Entende-se por legitimidade a posição jurídica das partes do objecto controvertido. Com base nesta posição, as partes têm acesso ao tribunal com o litígio, a fim de defender os seus interesses devidos através da acção. Caso o litígio pertença às partes, elas têm legitimidade de intervir na acção, na medida em que essa posição jurídica lhes consagra a legitimidade de intervenção na acção.
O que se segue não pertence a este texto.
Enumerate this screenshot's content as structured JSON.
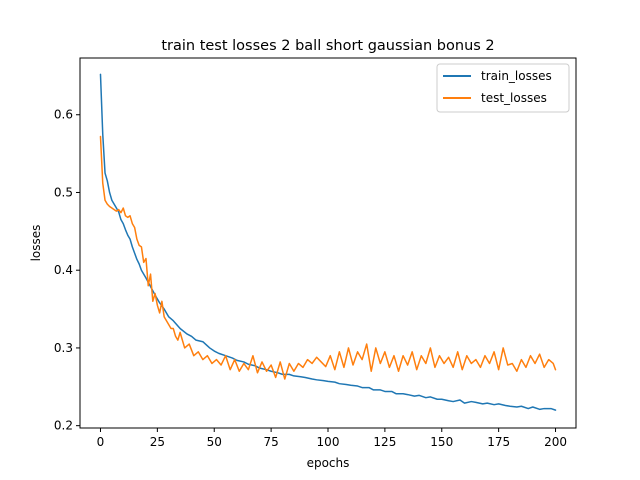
{
  "chart_data": {
    "type": "line",
    "title": "train test losses 2 ball short gaussian bonus 2",
    "xlabel": "epochs",
    "ylabel": "losses",
    "xlim": [
      -9,
      209
    ],
    "ylim": [
      0.197,
      0.673
    ],
    "xticks": [
      0,
      25,
      50,
      75,
      100,
      125,
      150,
      175,
      200
    ],
    "yticks": [
      0.2,
      0.3,
      0.4,
      0.5,
      0.6
    ],
    "ytick_labels": [
      "0.2",
      "0.3",
      "0.4",
      "0.5",
      "0.6"
    ],
    "grid": false,
    "legend_position": "top-right",
    "series": [
      {
        "name": "train_losses",
        "color": "#1f77b4",
        "x": [
          0,
          1,
          2,
          3,
          4,
          5,
          6,
          7,
          8,
          9,
          10,
          11,
          12,
          13,
          14,
          15,
          16,
          17,
          18,
          19,
          20,
          22,
          24,
          26,
          28,
          30,
          32,
          35,
          38,
          40,
          42,
          45,
          48,
          50,
          52,
          55,
          58,
          60,
          63,
          65,
          68,
          70,
          73,
          75,
          78,
          80,
          83,
          85,
          88,
          90,
          93,
          95,
          98,
          100,
          103,
          105,
          108,
          110,
          113,
          115,
          118,
          120,
          123,
          125,
          128,
          130,
          133,
          135,
          138,
          140,
          143,
          145,
          148,
          150,
          153,
          155,
          158,
          160,
          163,
          165,
          168,
          170,
          173,
          175,
          178,
          180,
          183,
          185,
          188,
          190,
          193,
          195,
          198,
          200
        ],
        "y": [
          0.652,
          0.575,
          0.525,
          0.515,
          0.5,
          0.49,
          0.485,
          0.48,
          0.475,
          0.465,
          0.46,
          0.452,
          0.445,
          0.44,
          0.43,
          0.422,
          0.414,
          0.408,
          0.4,
          0.395,
          0.39,
          0.379,
          0.368,
          0.358,
          0.35,
          0.34,
          0.335,
          0.325,
          0.318,
          0.315,
          0.31,
          0.308,
          0.3,
          0.296,
          0.293,
          0.29,
          0.287,
          0.284,
          0.282,
          0.279,
          0.277,
          0.274,
          0.272,
          0.27,
          0.268,
          0.266,
          0.266,
          0.264,
          0.263,
          0.262,
          0.26,
          0.259,
          0.258,
          0.257,
          0.256,
          0.254,
          0.253,
          0.252,
          0.251,
          0.249,
          0.249,
          0.246,
          0.246,
          0.244,
          0.244,
          0.241,
          0.241,
          0.24,
          0.238,
          0.239,
          0.236,
          0.237,
          0.234,
          0.234,
          0.232,
          0.231,
          0.233,
          0.229,
          0.231,
          0.23,
          0.228,
          0.229,
          0.227,
          0.228,
          0.226,
          0.225,
          0.224,
          0.225,
          0.222,
          0.224,
          0.221,
          0.222,
          0.222,
          0.22
        ]
      },
      {
        "name": "test_losses",
        "color": "#ff7f0e",
        "x": [
          0,
          1,
          2,
          3,
          4,
          5,
          6,
          7,
          8,
          9,
          10,
          11,
          12,
          13,
          14,
          15,
          16,
          17,
          18,
          19,
          20,
          21,
          22,
          23,
          24,
          25,
          26,
          27,
          28,
          29,
          30,
          31,
          32,
          33,
          34,
          35,
          37,
          39,
          41,
          43,
          45,
          47,
          49,
          51,
          53,
          55,
          57,
          59,
          61,
          63,
          65,
          67,
          69,
          71,
          73,
          75,
          77,
          79,
          81,
          83,
          85,
          87,
          89,
          91,
          93,
          95,
          97,
          99,
          101,
          103,
          105,
          107,
          109,
          111,
          113,
          115,
          117,
          119,
          121,
          123,
          125,
          127,
          129,
          131,
          133,
          135,
          137,
          139,
          141,
          143,
          145,
          147,
          149,
          151,
          153,
          155,
          157,
          159,
          161,
          163,
          165,
          167,
          169,
          171,
          173,
          175,
          177,
          179,
          181,
          183,
          185,
          187,
          189,
          191,
          193,
          195,
          197,
          199,
          200
        ],
        "y": [
          0.572,
          0.512,
          0.49,
          0.485,
          0.482,
          0.48,
          0.478,
          0.476,
          0.478,
          0.474,
          0.48,
          0.47,
          0.468,
          0.47,
          0.46,
          0.455,
          0.44,
          0.432,
          0.43,
          0.41,
          0.415,
          0.38,
          0.395,
          0.36,
          0.37,
          0.355,
          0.345,
          0.36,
          0.34,
          0.335,
          0.33,
          0.325,
          0.325,
          0.315,
          0.31,
          0.32,
          0.3,
          0.305,
          0.29,
          0.295,
          0.285,
          0.29,
          0.28,
          0.285,
          0.278,
          0.29,
          0.272,
          0.285,
          0.27,
          0.28,
          0.272,
          0.29,
          0.268,
          0.282,
          0.27,
          0.278,
          0.262,
          0.282,
          0.26,
          0.28,
          0.27,
          0.28,
          0.275,
          0.285,
          0.28,
          0.288,
          0.282,
          0.276,
          0.29,
          0.272,
          0.295,
          0.275,
          0.3,
          0.278,
          0.295,
          0.285,
          0.305,
          0.27,
          0.3,
          0.28,
          0.295,
          0.275,
          0.29,
          0.27,
          0.29,
          0.278,
          0.295,
          0.272,
          0.29,
          0.28,
          0.3,
          0.275,
          0.29,
          0.28,
          0.288,
          0.275,
          0.295,
          0.272,
          0.29,
          0.28,
          0.285,
          0.275,
          0.29,
          0.28,
          0.295,
          0.272,
          0.3,
          0.278,
          0.28,
          0.27,
          0.285,
          0.275,
          0.29,
          0.28,
          0.292,
          0.275,
          0.285,
          0.28,
          0.272
        ]
      }
    ]
  }
}
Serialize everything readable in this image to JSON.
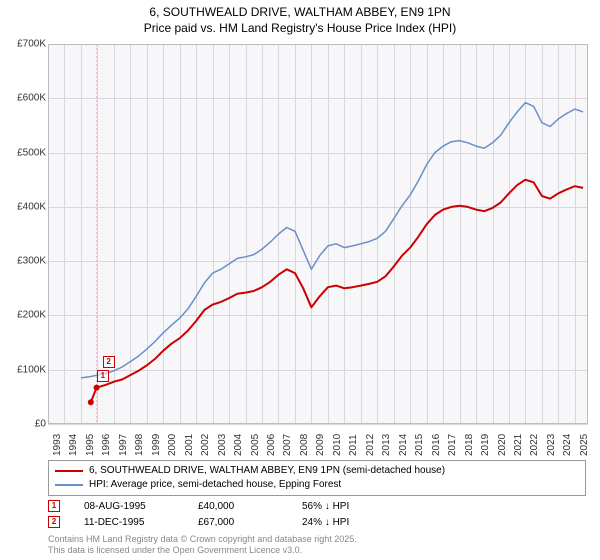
{
  "title": {
    "line1": "6, SOUTHWEALD DRIVE, WALTHAM ABBEY, EN9 1PN",
    "line2": "Price paid vs. HM Land Registry's House Price Index (HPI)",
    "fontsize": 12,
    "color": "#000000"
  },
  "chart": {
    "type": "line",
    "background_color": "#f7f7fa",
    "grid_color": "#d8d8dc",
    "border_color": "#bcbcc0",
    "xlim": [
      1993,
      2025.8
    ],
    "ylim": [
      0,
      700000
    ],
    "ytick_step": 100000,
    "yticks": [
      {
        "v": 0,
        "label": "£0"
      },
      {
        "v": 100000,
        "label": "£100K"
      },
      {
        "v": 200000,
        "label": "£200K"
      },
      {
        "v": 300000,
        "label": "£300K"
      },
      {
        "v": 400000,
        "label": "£400K"
      },
      {
        "v": 500000,
        "label": "£500K"
      },
      {
        "v": 600000,
        "label": "£600K"
      },
      {
        "v": 700000,
        "label": "£700K"
      }
    ],
    "xticks": [
      1993,
      1994,
      1995,
      1996,
      1997,
      1998,
      1999,
      2000,
      2001,
      2002,
      2003,
      2004,
      2005,
      2006,
      2007,
      2008,
      2009,
      2010,
      2011,
      2012,
      2013,
      2014,
      2015,
      2016,
      2017,
      2018,
      2019,
      2020,
      2021,
      2022,
      2023,
      2024,
      2025
    ],
    "axis_fontsize": 10,
    "series": {
      "property": {
        "label": "6, SOUTHWEALD DRIVE, WALTHAM ABBEY, EN9 1PN (semi-detached house)",
        "color": "#cc0000",
        "line_width": 2,
        "points": [
          [
            1995.6,
            40000
          ],
          [
            1995.95,
            67000
          ],
          [
            1996.5,
            72000
          ],
          [
            1997,
            78000
          ],
          [
            1997.5,
            82000
          ],
          [
            1998,
            90000
          ],
          [
            1998.5,
            98000
          ],
          [
            1999,
            108000
          ],
          [
            1999.5,
            120000
          ],
          [
            2000,
            135000
          ],
          [
            2000.5,
            148000
          ],
          [
            2001,
            158000
          ],
          [
            2001.5,
            172000
          ],
          [
            2002,
            190000
          ],
          [
            2002.5,
            210000
          ],
          [
            2003,
            220000
          ],
          [
            2003.5,
            225000
          ],
          [
            2004,
            232000
          ],
          [
            2004.5,
            240000
          ],
          [
            2005,
            242000
          ],
          [
            2005.5,
            245000
          ],
          [
            2006,
            252000
          ],
          [
            2006.5,
            262000
          ],
          [
            2007,
            275000
          ],
          [
            2007.5,
            285000
          ],
          [
            2008,
            278000
          ],
          [
            2008.5,
            250000
          ],
          [
            2009,
            215000
          ],
          [
            2009.5,
            235000
          ],
          [
            2010,
            252000
          ],
          [
            2010.5,
            255000
          ],
          [
            2011,
            250000
          ],
          [
            2011.5,
            252000
          ],
          [
            2012,
            255000
          ],
          [
            2012.5,
            258000
          ],
          [
            2013,
            262000
          ],
          [
            2013.5,
            272000
          ],
          [
            2014,
            290000
          ],
          [
            2014.5,
            310000
          ],
          [
            2015,
            325000
          ],
          [
            2015.5,
            345000
          ],
          [
            2016,
            368000
          ],
          [
            2016.5,
            385000
          ],
          [
            2017,
            395000
          ],
          [
            2017.5,
            400000
          ],
          [
            2018,
            402000
          ],
          [
            2018.5,
            400000
          ],
          [
            2019,
            395000
          ],
          [
            2019.5,
            392000
          ],
          [
            2020,
            398000
          ],
          [
            2020.5,
            408000
          ],
          [
            2021,
            425000
          ],
          [
            2021.5,
            440000
          ],
          [
            2022,
            450000
          ],
          [
            2022.5,
            445000
          ],
          [
            2023,
            420000
          ],
          [
            2023.5,
            415000
          ],
          [
            2024,
            425000
          ],
          [
            2024.5,
            432000
          ],
          [
            2025,
            438000
          ],
          [
            2025.5,
            435000
          ]
        ]
      },
      "hpi": {
        "label": "HPI: Average price, semi-detached house, Epping Forest",
        "color": "#6a8fc7",
        "line_width": 1.5,
        "points": [
          [
            1995,
            85000
          ],
          [
            1995.5,
            87000
          ],
          [
            1996,
            90000
          ],
          [
            1996.5,
            93000
          ],
          [
            1997,
            98000
          ],
          [
            1997.5,
            105000
          ],
          [
            1998,
            115000
          ],
          [
            1998.5,
            125000
          ],
          [
            1999,
            138000
          ],
          [
            1999.5,
            152000
          ],
          [
            2000,
            168000
          ],
          [
            2000.5,
            182000
          ],
          [
            2001,
            195000
          ],
          [
            2001.5,
            212000
          ],
          [
            2002,
            235000
          ],
          [
            2002.5,
            260000
          ],
          [
            2003,
            278000
          ],
          [
            2003.5,
            285000
          ],
          [
            2004,
            295000
          ],
          [
            2004.5,
            305000
          ],
          [
            2005,
            308000
          ],
          [
            2005.5,
            312000
          ],
          [
            2006,
            322000
          ],
          [
            2006.5,
            335000
          ],
          [
            2007,
            350000
          ],
          [
            2007.5,
            362000
          ],
          [
            2008,
            355000
          ],
          [
            2008.5,
            320000
          ],
          [
            2009,
            285000
          ],
          [
            2009.5,
            310000
          ],
          [
            2010,
            328000
          ],
          [
            2010.5,
            332000
          ],
          [
            2011,
            325000
          ],
          [
            2011.5,
            328000
          ],
          [
            2012,
            332000
          ],
          [
            2012.5,
            336000
          ],
          [
            2013,
            342000
          ],
          [
            2013.5,
            355000
          ],
          [
            2014,
            378000
          ],
          [
            2014.5,
            402000
          ],
          [
            2015,
            422000
          ],
          [
            2015.5,
            448000
          ],
          [
            2016,
            478000
          ],
          [
            2016.5,
            500000
          ],
          [
            2017,
            512000
          ],
          [
            2017.5,
            520000
          ],
          [
            2018,
            522000
          ],
          [
            2018.5,
            518000
          ],
          [
            2019,
            512000
          ],
          [
            2019.5,
            508000
          ],
          [
            2020,
            518000
          ],
          [
            2020.5,
            532000
          ],
          [
            2021,
            555000
          ],
          [
            2021.5,
            575000
          ],
          [
            2022,
            592000
          ],
          [
            2022.5,
            585000
          ],
          [
            2023,
            555000
          ],
          [
            2023.5,
            548000
          ],
          [
            2024,
            562000
          ],
          [
            2024.5,
            572000
          ],
          [
            2025,
            580000
          ],
          [
            2025.5,
            575000
          ]
        ]
      }
    },
    "markers": [
      {
        "n": "1",
        "x": 1995.6,
        "y": 40000,
        "color": "#cc0000"
      },
      {
        "n": "2",
        "x": 1995.95,
        "y": 67000,
        "color": "#cc0000"
      }
    ],
    "marker_guide": {
      "x": 1995.95,
      "color": "#f2b8c6",
      "dash": "2,2"
    }
  },
  "legend": {
    "border_color": "#999999",
    "fontsize": 10,
    "items": [
      {
        "color": "#cc0000",
        "width": 2,
        "bind": "chart.series.property.label"
      },
      {
        "color": "#6a8fc7",
        "width": 1.5,
        "bind": "chart.series.hpi.label"
      }
    ]
  },
  "data_points": {
    "fontsize": 10,
    "rows": [
      {
        "n": "1",
        "color": "#cc0000",
        "date": "08-AUG-1995",
        "price": "£40,000",
        "pct": "56% ↓ HPI"
      },
      {
        "n": "2",
        "color": "#cc0000",
        "date": "11-DEC-1995",
        "price": "£67,000",
        "pct": "24% ↓ HPI"
      }
    ]
  },
  "footnote": {
    "line1": "Contains HM Land Registry data © Crown copyright and database right 2025.",
    "line2": "This data is licensed under the Open Government Licence v3.0.",
    "color": "#888888",
    "fontsize": 9
  }
}
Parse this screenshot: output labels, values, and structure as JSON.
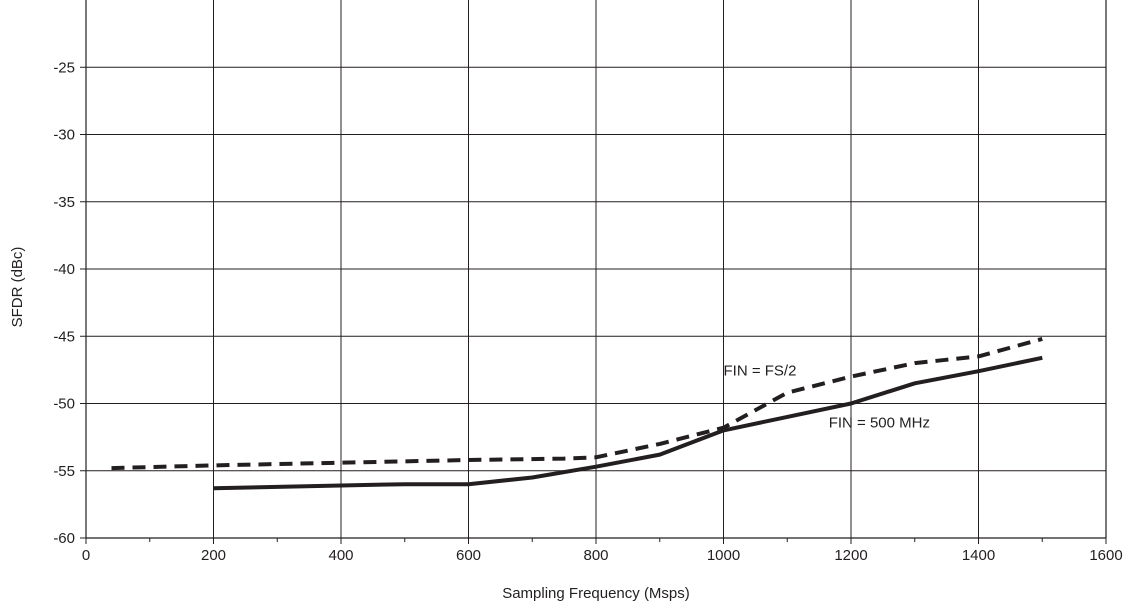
{
  "chart_data": {
    "type": "line",
    "title": "",
    "xlabel": "Sampling Frequency (Msps)",
    "ylabel": "SFDR (dBc)",
    "xlim": [
      0,
      1600
    ],
    "ylim": [
      -60,
      -20
    ],
    "xticks": [
      0,
      200,
      400,
      600,
      800,
      1000,
      1200,
      1400,
      1600
    ],
    "yticks": [
      -60,
      -55,
      -50,
      -45,
      -40,
      -35,
      -30,
      -25
    ],
    "grid": true,
    "series": [
      {
        "name": "FIN = FS/2",
        "style": "dashed",
        "color": "#231f20",
        "x": [
          40,
          200,
          400,
          600,
          750,
          800,
          900,
          1000,
          1100,
          1200,
          1300,
          1400,
          1500
        ],
        "y": [
          -54.8,
          -54.6,
          -54.4,
          -54.2,
          -54.1,
          -54.0,
          -53.0,
          -51.8,
          -49.2,
          -48.0,
          -47.0,
          -46.5,
          -45.2
        ]
      },
      {
        "name": "FIN = 500 MHz",
        "style": "solid",
        "color": "#231f20",
        "x": [
          200,
          400,
          500,
          600,
          700,
          800,
          900,
          1000,
          1100,
          1200,
          1300,
          1400,
          1500
        ],
        "y": [
          -56.3,
          -56.1,
          -56.0,
          -56.0,
          -55.5,
          -54.7,
          -53.8,
          -52.0,
          -51.0,
          -50.0,
          -48.5,
          -47.6,
          -46.6
        ]
      }
    ],
    "annotations": [
      {
        "text": "FIN = FS/2",
        "x": 1000,
        "y": -47.9
      },
      {
        "text": "FIN = 500 MHz",
        "x": 1165,
        "y": -51.8
      }
    ]
  }
}
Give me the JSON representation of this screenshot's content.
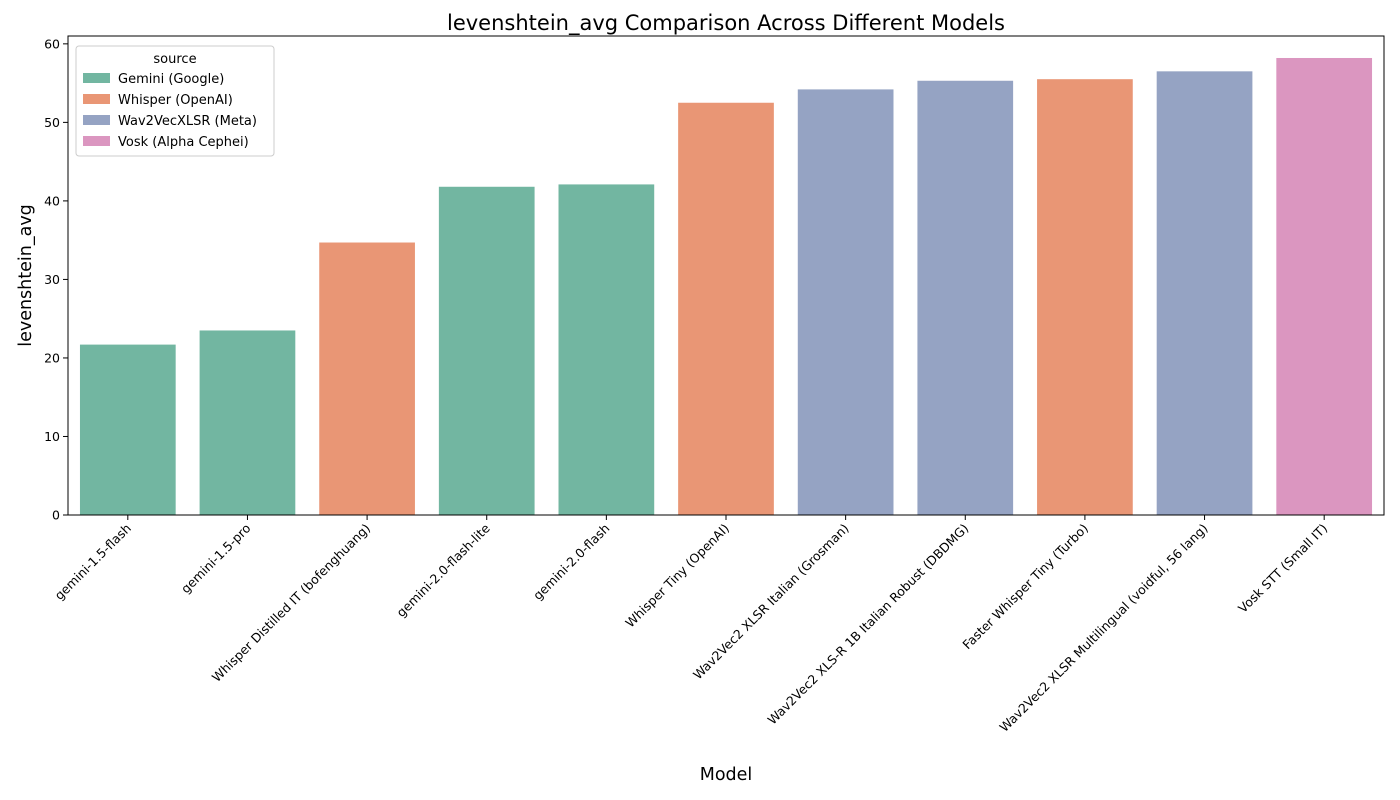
{
  "chart_data": {
    "type": "bar",
    "title": "levenshtein_avg Comparison Across Different Models",
    "xlabel": "Model",
    "ylabel": "levenshtein_avg",
    "ylim": [
      0,
      61
    ],
    "yticks": [
      0,
      10,
      20,
      30,
      40,
      50,
      60
    ],
    "grid": false,
    "legend": {
      "title": "source",
      "placement": "top-left",
      "entries": [
        {
          "name": "Gemini (Google)",
          "color": "#72b6a1"
        },
        {
          "name": "Whisper (OpenAI)",
          "color": "#e99675"
        },
        {
          "name": "Wav2VecXLSR (Meta)",
          "color": "#95a3c3"
        },
        {
          "name": "Vosk (Alpha Cephei)",
          "color": "#db96c0"
        }
      ]
    },
    "categories": [
      "gemini-1.5-flash",
      "gemini-1.5-pro",
      "Whisper Distilled IT (bofenghuang)",
      "gemini-2.0-flash-lite",
      "gemini-2.0-flash",
      "Whisper Tiny (OpenAI)",
      "Wav2Vec2 XLSR Italian (Grosman)",
      "Wav2Vec2 XLS-R 1B Italian Robust (DBDMG)",
      "Faster Whisper Tiny (Turbo)",
      "Wav2Vec2 XLSR Multilingual (voidful, 56 lang)",
      "Vosk STT (Small IT)"
    ],
    "values": [
      21.7,
      23.5,
      34.7,
      41.8,
      42.1,
      52.5,
      54.2,
      55.3,
      55.5,
      56.5,
      58.2
    ],
    "sources": [
      "Gemini (Google)",
      "Gemini (Google)",
      "Whisper (OpenAI)",
      "Gemini (Google)",
      "Gemini (Google)",
      "Whisper (OpenAI)",
      "Wav2VecXLSR (Meta)",
      "Wav2VecXLSR (Meta)",
      "Whisper (OpenAI)",
      "Wav2VecXLSR (Meta)",
      "Vosk (Alpha Cephei)"
    ]
  }
}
Portanto, é de apurar quem são titulares da relação obrigacional no caso de pagamento das despesas de condomínio. As despesas de condomínio são encargos de condomínio. Tanto nos termos do art.º 1359.º do Código Civil, como nos termos do art.º 45.º da Lei n.º 14/2017, ora Regime Jurídico da Administração das Partes Comuns do Condomínio, é função da administração exigir de cada condomínio as prestações devidas para pagamento de encargos de condomínio, incluindo a contribuição para o fundo comum de reserva (vide art.º 43.º n.º 1 al. 4) da Lei n.º 14/2017).
Daí, as despesas de condomínio, como encargos de condomínio, devem ser pagas por cada condomínio ao “Conselho de Administração”. Assim, as despesas de condomínio, como encargos de condomínio, representam uma obrigação de cada condomínio em relação ao “Conselho de Administração”, portanto, a respectiva obrigação consiste na relação obrigacional entre todos os condomínios e o “Conselho de Administração”.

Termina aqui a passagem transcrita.